I remember it like it was yesterday. It was freezing cold outside, but snow was falling in the peaceful way it does in a snow storm. I was watching Jo watch the flakes fall from heaven from my favorite vantage point snuggled against the crook of her tiny legs. Carols were playing softly in the background, and the house smelled like hot chocolate and cinnamon.
It was Christmas Eve, and though Jo and the man with the leather belt didn’t have much, the man found it in his (usually stone cold) heart to make something special of the holiday. There were presents wrapped under the Christmas tree he helped Jo and I decorate, and as Jo opened them I was overcome with the purest sense of joy as I watched the giddy glee take over her usually very serious face.

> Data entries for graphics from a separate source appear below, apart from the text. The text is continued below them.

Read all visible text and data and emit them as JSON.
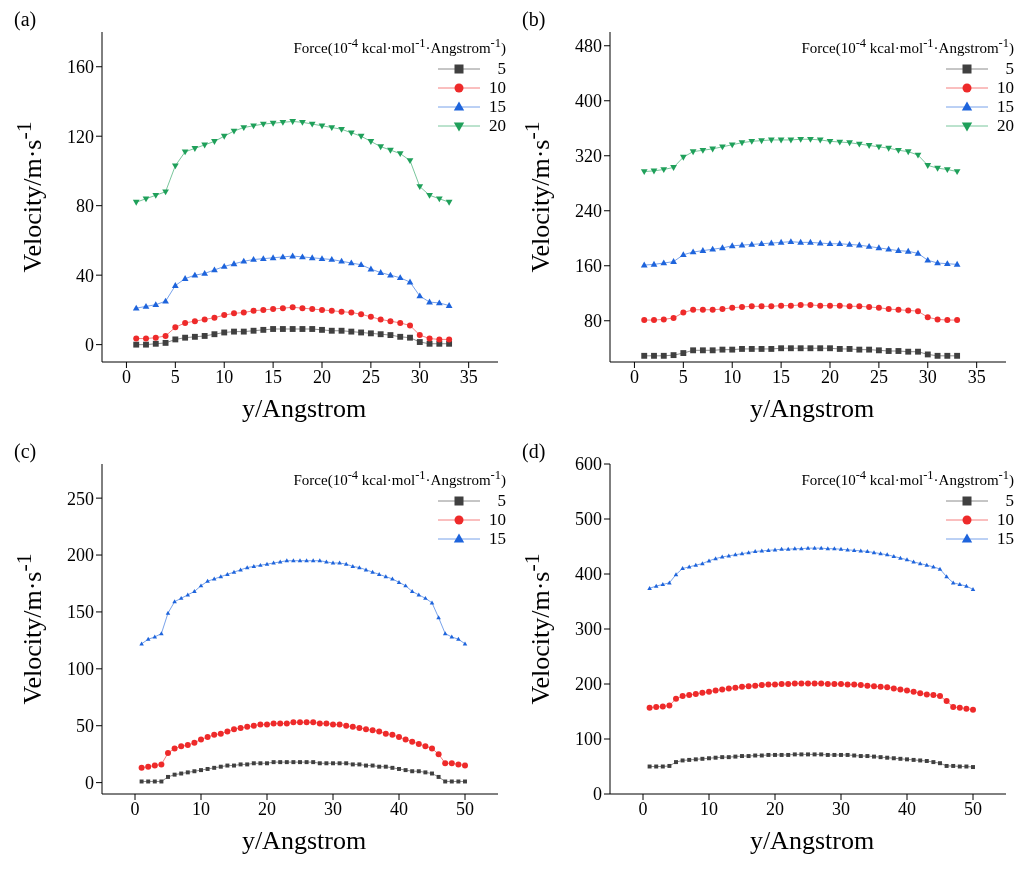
{
  "chart_data": [
    {
      "type": "line",
      "title": "(a)",
      "xlabel": "y/Angstrom",
      "ylabel": "Velocity/m·s$^{-1}$",
      "legend_title": "Force(10$^{-4}$ kcal·mol$^{-1}$·Angstrom$^{-1}$)",
      "legend": "top right",
      "x": [
        1,
        2,
        3,
        4,
        5,
        6,
        7,
        8,
        9,
        10,
        11,
        12,
        13,
        14,
        15,
        16,
        17,
        18,
        19,
        20,
        21,
        22,
        23,
        24,
        25,
        26,
        27,
        28,
        29,
        30,
        31,
        32,
        33
      ],
      "xlim": [
        -2.5,
        38
      ],
      "xticks": [
        0,
        5,
        10,
        15,
        20,
        25,
        30,
        35
      ],
      "ylim": [
        -10,
        180
      ],
      "yticks": [
        0,
        40,
        80,
        120,
        160
      ],
      "series": [
        {
          "name": "5",
          "color": "#404040",
          "marker": "square",
          "values": [
            0,
            0,
            0.5,
            1,
            3,
            4,
            4.5,
            5,
            6,
            7,
            7.5,
            7.5,
            8,
            8.5,
            9,
            9,
            9,
            9,
            9,
            8.5,
            8,
            8,
            7.5,
            7,
            6.5,
            6,
            5.5,
            4.5,
            4,
            1.5,
            0.5,
            0.5,
            0.5
          ]
        },
        {
          "name": "10",
          "color": "#ee2a2a",
          "marker": "circle",
          "values": [
            3.5,
            3.5,
            4,
            5,
            10,
            12.5,
            13.5,
            14.5,
            15.5,
            17,
            18,
            18.5,
            19.5,
            20,
            20.5,
            21,
            21.5,
            21,
            20.5,
            20,
            19.5,
            19,
            18.5,
            17.5,
            16,
            14.5,
            13.5,
            12.5,
            11,
            5.5,
            3.5,
            3,
            3
          ]
        },
        {
          "name": "15",
          "color": "#1e64dc",
          "marker": "triangle",
          "values": [
            21,
            22,
            23,
            25,
            34,
            38,
            40,
            41,
            43,
            45,
            46.5,
            48,
            49,
            49.5,
            50,
            50.5,
            51,
            50.5,
            50,
            49.5,
            49,
            48,
            47,
            46,
            43.5,
            41.5,
            40,
            38.5,
            36,
            28,
            24.5,
            24,
            22.5
          ]
        },
        {
          "name": "20",
          "color": "#1fa05a",
          "marker": "triangle-down",
          "values": [
            82,
            84,
            86,
            88,
            103,
            111,
            113,
            115,
            117,
            120,
            123,
            125,
            126,
            127,
            127.5,
            128,
            128.5,
            128,
            127,
            126,
            125,
            124,
            122,
            120,
            117,
            114,
            112,
            110,
            106,
            91,
            86,
            84,
            82
          ]
        }
      ]
    },
    {
      "type": "line",
      "title": "(b)",
      "xlabel": "y/Angstrom",
      "ylabel": "Velocity/m·s$^{-1}$",
      "legend_title": "Force(10$^{-4}$ kcal·mol$^{-1}$·Angstrom$^{-1}$)",
      "legend": "top right",
      "x": [
        1,
        2,
        3,
        4,
        5,
        6,
        7,
        8,
        9,
        10,
        11,
        12,
        13,
        14,
        15,
        16,
        17,
        18,
        19,
        20,
        21,
        22,
        23,
        24,
        25,
        26,
        27,
        28,
        29,
        30,
        31,
        32,
        33
      ],
      "xlim": [
        -2.5,
        38
      ],
      "xticks": [
        0,
        5,
        10,
        15,
        20,
        25,
        30,
        35
      ],
      "ylim": [
        20,
        500
      ],
      "yticks": [
        80,
        160,
        240,
        320,
        400,
        480
      ],
      "series": [
        {
          "name": "5",
          "color": "#404040",
          "marker": "square",
          "values": [
            29,
            29,
            29,
            30,
            33,
            37,
            37,
            37,
            38,
            38,
            39,
            39,
            39,
            39,
            40,
            40,
            40,
            40,
            40,
            40,
            39,
            39,
            38,
            38,
            37,
            36,
            36,
            35,
            35,
            31,
            29,
            29,
            29
          ]
        },
        {
          "name": "10",
          "color": "#ee2a2a",
          "marker": "circle",
          "values": [
            81,
            81,
            82,
            84,
            92,
            96,
            96,
            96,
            97,
            99,
            100,
            101,
            101,
            101,
            102,
            102,
            103,
            103,
            102,
            102,
            102,
            101,
            101,
            100,
            99,
            97,
            96,
            95,
            94,
            85,
            82,
            81,
            81
          ]
        },
        {
          "name": "15",
          "color": "#1e64dc",
          "marker": "triangle",
          "values": [
            161,
            162,
            164,
            166,
            176,
            180,
            182,
            184,
            186,
            189,
            190,
            191,
            192,
            193,
            194,
            195,
            194,
            194,
            193,
            192,
            192,
            191,
            190,
            188,
            186,
            184,
            182,
            181,
            178,
            168,
            164,
            163,
            162
          ]
        },
        {
          "name": "20",
          "color": "#1fa05a",
          "marker": "triangle-down",
          "values": [
            297,
            298,
            300,
            303,
            318,
            326,
            328,
            330,
            333,
            336,
            339,
            341,
            342,
            343,
            343,
            343,
            344,
            344,
            343,
            341,
            340,
            339,
            337,
            335,
            333,
            331,
            328,
            326,
            321,
            306,
            302,
            300,
            297
          ]
        }
      ]
    },
    {
      "type": "line",
      "title": "(c)",
      "xlabel": "y/Angstrom",
      "ylabel": "Velocity/m·s$^{-1}$",
      "legend_title": "Force(10$^{-4}$ kcal·mol$^{-1}$·Angstrom$^{-1}$)",
      "legend": "top right",
      "x": [
        1,
        2,
        3,
        4,
        5,
        6,
        7,
        8,
        9,
        10,
        11,
        12,
        13,
        14,
        15,
        16,
        17,
        18,
        19,
        20,
        21,
        22,
        23,
        24,
        25,
        26,
        27,
        28,
        29,
        30,
        31,
        32,
        33,
        34,
        35,
        36,
        37,
        38,
        39,
        40,
        41,
        42,
        43,
        44,
        45,
        46,
        47,
        48,
        49,
        50
      ],
      "xlim": [
        -5,
        55
      ],
      "xticks": [
        0,
        10,
        20,
        30,
        40,
        50
      ],
      "ylim": [
        -10,
        280
      ],
      "yticks": [
        0,
        50,
        100,
        150,
        200,
        250
      ],
      "series": [
        {
          "name": "5",
          "color": "#404040",
          "marker": "square",
          "values": [
            1,
            1,
            1,
            1,
            5,
            7,
            8,
            9,
            10,
            11,
            12,
            13,
            14,
            15,
            15,
            16,
            16,
            17,
            17,
            17,
            18,
            18,
            18,
            18,
            18,
            18,
            18,
            17,
            17,
            17,
            17,
            17,
            16,
            16,
            15,
            15,
            14,
            14,
            13,
            12,
            11,
            10,
            10,
            9,
            8,
            5,
            1,
            1,
            1,
            1
          ]
        },
        {
          "name": "10",
          "color": "#ee2a2a",
          "marker": "circle",
          "values": [
            13,
            14,
            15,
            16,
            26,
            30,
            32,
            33,
            35,
            38,
            40,
            42,
            43,
            45,
            47,
            48,
            49,
            50,
            51,
            51,
            52,
            52,
            52,
            53,
            53,
            53,
            53,
            52,
            52,
            51,
            51,
            50,
            49,
            48,
            47,
            46,
            45,
            43,
            42,
            40,
            38,
            36,
            34,
            32,
            30,
            25,
            17,
            17,
            16,
            15
          ]
        },
        {
          "name": "15",
          "color": "#1e64dc",
          "marker": "triangle",
          "values": [
            122,
            126,
            128,
            131,
            149,
            159,
            162,
            165,
            168,
            173,
            177,
            179,
            181,
            183,
            185,
            187,
            189,
            190,
            191,
            192,
            193,
            194,
            195,
            195,
            195,
            195,
            195,
            195,
            194,
            193,
            193,
            192,
            190,
            189,
            187,
            185,
            183,
            181,
            179,
            176,
            173,
            168,
            165,
            162,
            158,
            145,
            131,
            128,
            126,
            122
          ]
        }
      ]
    },
    {
      "type": "line",
      "title": "(d)",
      "xlabel": "y/Angstrom",
      "ylabel": "Velocity/m·s$^{-1}$",
      "legend_title": "Force(10$^{-4}$ kcal·mol$^{-1}$·Angstrom$^{-1}$)",
      "legend": "top right",
      "x": [
        1,
        2,
        3,
        4,
        5,
        6,
        7,
        8,
        9,
        10,
        11,
        12,
        13,
        14,
        15,
        16,
        17,
        18,
        19,
        20,
        21,
        22,
        23,
        24,
        25,
        26,
        27,
        28,
        29,
        30,
        31,
        32,
        33,
        34,
        35,
        36,
        37,
        38,
        39,
        40,
        41,
        42,
        43,
        44,
        45,
        46,
        47,
        48,
        49,
        50
      ],
      "xlim": [
        -5,
        55
      ],
      "xticks": [
        0,
        10,
        20,
        30,
        40,
        50
      ],
      "ylim": [
        0,
        600
      ],
      "yticks": [
        0,
        100,
        200,
        300,
        400,
        500,
        600
      ],
      "series": [
        {
          "name": "5",
          "color": "#404040",
          "marker": "square",
          "values": [
            50,
            50,
            50,
            51,
            58,
            61,
            62,
            63,
            64,
            65,
            66,
            67,
            67,
            68,
            69,
            69,
            70,
            70,
            71,
            71,
            71,
            71,
            72,
            72,
            72,
            72,
            72,
            71,
            71,
            71,
            71,
            70,
            69,
            69,
            68,
            67,
            66,
            65,
            64,
            63,
            62,
            61,
            60,
            58,
            56,
            51,
            51,
            50,
            50,
            49
          ]
        },
        {
          "name": "10",
          "color": "#ee2a2a",
          "marker": "circle",
          "values": [
            157,
            158,
            159,
            161,
            173,
            178,
            180,
            182,
            184,
            186,
            188,
            190,
            192,
            193,
            195,
            196,
            197,
            198,
            199,
            199,
            200,
            200,
            201,
            201,
            201,
            201,
            201,
            200,
            200,
            200,
            199,
            199,
            198,
            197,
            196,
            195,
            194,
            192,
            190,
            188,
            186,
            183,
            181,
            180,
            178,
            169,
            158,
            157,
            155,
            153
          ]
        },
        {
          "name": "15",
          "color": "#1e64dc",
          "marker": "triangle",
          "values": [
            374,
            378,
            381,
            384,
            399,
            410,
            413,
            416,
            419,
            424,
            428,
            431,
            433,
            435,
            437,
            439,
            441,
            442,
            443,
            444,
            445,
            445,
            446,
            446,
            447,
            447,
            447,
            446,
            446,
            445,
            444,
            443,
            442,
            441,
            439,
            437,
            435,
            432,
            429,
            426,
            422,
            419,
            416,
            413,
            409,
            395,
            384,
            381,
            378,
            372
          ]
        }
      ]
    }
  ]
}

It didn’t occur to me in the least that something under the tree was for me. I had never gotten an actual Christmas present. Joy had always been enough. Or so I thought.
If I thought Jo was joyful as she received her gifts, that was nothing compared to how she embodied happiness as she handed me my gift. It was wrapped with pretty paper and a ribbon, which I remember thinking was so silly since I obviously couldn’t unwrap it myself. “To Wiley, from your Jo” she read the tag to me before tearing into the box. Out she pulled one of the most beautiful things I had ever seen. A collar she put together using things she had around the house (ribbons, broken head bands and the like) and a shiny tag that read “Wiley.”
If dogs could cry, I would have been bawling. But alas, all I could do was lick her and love her even more than usual, which was no hardship for me by any means. That was the very first collar I had and in many ways it remains my favorite to this day.
It wasn’t all that long after that blessed day that I remember feeling my heart break when the man with the leather belt ripped my precious collar off that day he left me on the side of the road. I loved being Jo’s Wiley. I was her protector, and she was mine. I will never forget her, or that beloved collar she gave me.
But I realized many (many) blessed days later that it’s not about the collar. It’s about belonging. It’s about knowing where I belong. Where home is.
I know there are dogs who nip and scratch and tear at their collars. I’ve never been one of them. My collar says who I am, but more importantly it says what I am. I am somebody’s. I belong. My people have changed the collars themselves up a few times since finding my forever home, but the one I’m wearing now says it all. “Rescued” it reads. Having a home, and having reminder of that to call my own is the best gift I could ever be given.